An example of this is Ken McElroy and I investing in apartment buildings during the high point of the great recession. Though it was difficult to get people to move their wealth into these investments (the fear made them want to sit on their cash), the smart people saw a ripe opportunity to pick up cash-flowing properties at rock-bottom prices. Seven years later, we're selling those investments at multiples of what we paid for them, and all the while we enjoyed positive cash flow from their operations.

Print fake money to buy real assets like the rich do. Here's all you need to do it... legally.

On one level, you probably already print fake money. When you save money in the bank and get interest from that bank, you’re printing money. Granted it’s very little that you’re printing, but you’re doing it.

Conversely, when you use your credit card, you’re printing money for the bank by paying them an interest rate.

In the former scenario you print money at 0.06%. In the latter one, you print money at 18%. You can see how the rich know how to use fake money to make you poorer and them richer.

The good news is you can also print fake money to buy real money and real assets like the rich do.

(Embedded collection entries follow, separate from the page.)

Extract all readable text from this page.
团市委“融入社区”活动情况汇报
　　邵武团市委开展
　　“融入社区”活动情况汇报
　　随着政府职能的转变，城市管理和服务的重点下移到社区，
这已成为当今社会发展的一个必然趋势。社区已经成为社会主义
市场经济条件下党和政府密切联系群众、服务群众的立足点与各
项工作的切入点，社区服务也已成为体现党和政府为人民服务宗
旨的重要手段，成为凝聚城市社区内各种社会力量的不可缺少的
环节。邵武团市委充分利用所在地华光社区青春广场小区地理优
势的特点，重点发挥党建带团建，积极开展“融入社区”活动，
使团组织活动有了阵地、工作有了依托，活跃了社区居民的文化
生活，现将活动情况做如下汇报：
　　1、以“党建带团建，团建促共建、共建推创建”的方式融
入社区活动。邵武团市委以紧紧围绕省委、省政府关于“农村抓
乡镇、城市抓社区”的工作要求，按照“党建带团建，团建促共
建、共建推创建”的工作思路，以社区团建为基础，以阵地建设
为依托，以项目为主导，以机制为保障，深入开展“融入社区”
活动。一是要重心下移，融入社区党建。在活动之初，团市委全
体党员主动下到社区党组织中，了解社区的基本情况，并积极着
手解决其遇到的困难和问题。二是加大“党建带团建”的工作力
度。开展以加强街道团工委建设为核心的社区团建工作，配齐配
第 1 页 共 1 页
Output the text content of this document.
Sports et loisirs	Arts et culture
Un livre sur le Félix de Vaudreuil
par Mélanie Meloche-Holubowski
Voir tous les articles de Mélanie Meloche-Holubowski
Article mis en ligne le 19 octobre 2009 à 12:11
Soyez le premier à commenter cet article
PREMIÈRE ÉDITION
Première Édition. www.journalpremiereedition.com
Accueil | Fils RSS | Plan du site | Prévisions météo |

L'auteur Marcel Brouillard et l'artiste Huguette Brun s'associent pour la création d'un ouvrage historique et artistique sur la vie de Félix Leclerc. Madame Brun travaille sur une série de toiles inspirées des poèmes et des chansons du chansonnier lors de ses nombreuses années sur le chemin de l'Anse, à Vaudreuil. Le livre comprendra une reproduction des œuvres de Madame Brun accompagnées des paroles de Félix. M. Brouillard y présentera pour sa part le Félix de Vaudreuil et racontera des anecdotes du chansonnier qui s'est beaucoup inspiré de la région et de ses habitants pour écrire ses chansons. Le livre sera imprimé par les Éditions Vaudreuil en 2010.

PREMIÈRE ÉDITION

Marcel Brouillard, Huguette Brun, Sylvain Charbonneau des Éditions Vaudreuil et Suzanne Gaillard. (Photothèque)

All you need is the knowledge and to take the initiative.

For instance, in my article, “Rich Dad Fundamentals: OPM,” I share how you can make an infinite return on your money by using other people’s money to invest.

And in my book, “Fake: How Lies Are Making the Poor and Middle Class Poorer,” I go into even greater detail on how to think and act like the rich. I also share in depth my philosophies on gold and silver, which I use not as an investment but as a hedge, and how you can easily get started building your wealth through gold and silver.

I wrote “Fake” because I’m on a mission to level the playing field between the rich and the poor, the elites and the average folks. The lessons I teach on fake money, fake teachers, and fake assets are essential to learn in order to make sure you can grow richer in a world that has and continues to change.